Photo of T.J. Dillashaw by Josh Hedges/Zuffa LLC/Zuffa LLC via Getty Images.
Dillashaw came oh so close to winning TUF 14 before running into John Dodson, who handed him his first defeat. Tonight was his chance to win for the first time under the Zuffa banner. Watson, meanwhile, is 1-1 in his short UFC career but always brings the heat.
Except for when he's being stifled by a far superior grappler.
Indeed, Dillashaw opened the fight with a superman punch he was using simply to get Watson to the mat where he would dominant for 4:17 of the opening round. There wasn't much difference in the final two and by the time all was said and done, "The Viper" had earned a dominant unanimous decision victory by scores of 30-25, 30-25 and 30-26.
It was that bad, Maniacs.
Dillashaw wasted little time throwing a superman punch designed to give him room enough to grab Watson up and not let go. Knowing your own strength is key but knowing where your opponent is most dangerous is perhaps even more vital to success.
Hence the early lay-n-pray game plan from T.J.
Of course, lay-n-pray can quickly turn into something far more effective, like a rear-naked choke submission, which is what Dillashaw did. Unfortunately (for him, at least), he wasn't able to finish the fight with it.

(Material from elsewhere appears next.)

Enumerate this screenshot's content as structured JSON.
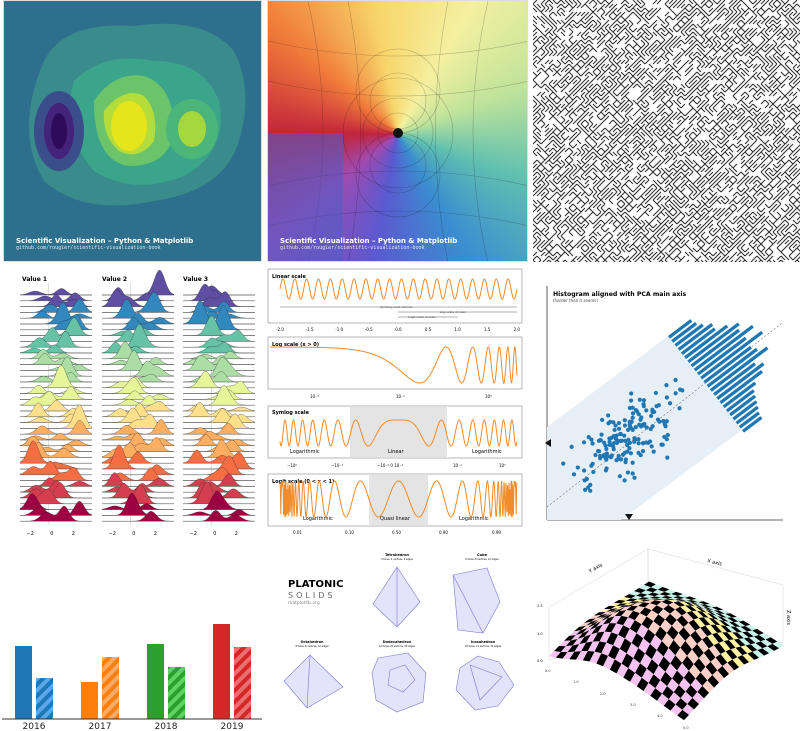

Not the first time. Not the second time a short while later. Watson showed some sick submission defense in the first round. He lost the first five minutes in as decisive a fashion as possible but he didn't get finished.
Small victories and all that.
It's no surprise, though, that the second round featured a whole lot of the same action we saw in the first. Dillashaw was aggressive without being reckless, simply overwhelming his opponent with a mix of top control, solid positioning and unrelenting punches.
It was a beating. Like the biggest brother stomping on the littlest brother until dad shows up to stop the insanity. Except the dad never showed up for this one.
It went to the third and Watson showed signs of life by threatening briefly with a guillotine. Fat lot of good it did him, as he ended up on his back with Dillashaw in side control. He got back to his feet, mind you, but Dillashaw was even winning the standing exchanges.
They battled it out some more on the ground before the final horn sounded.
The UFC's stats showed that Dillashaw landed 172 strikes to just 12 from Watson. That's the kind of fight this was, folks.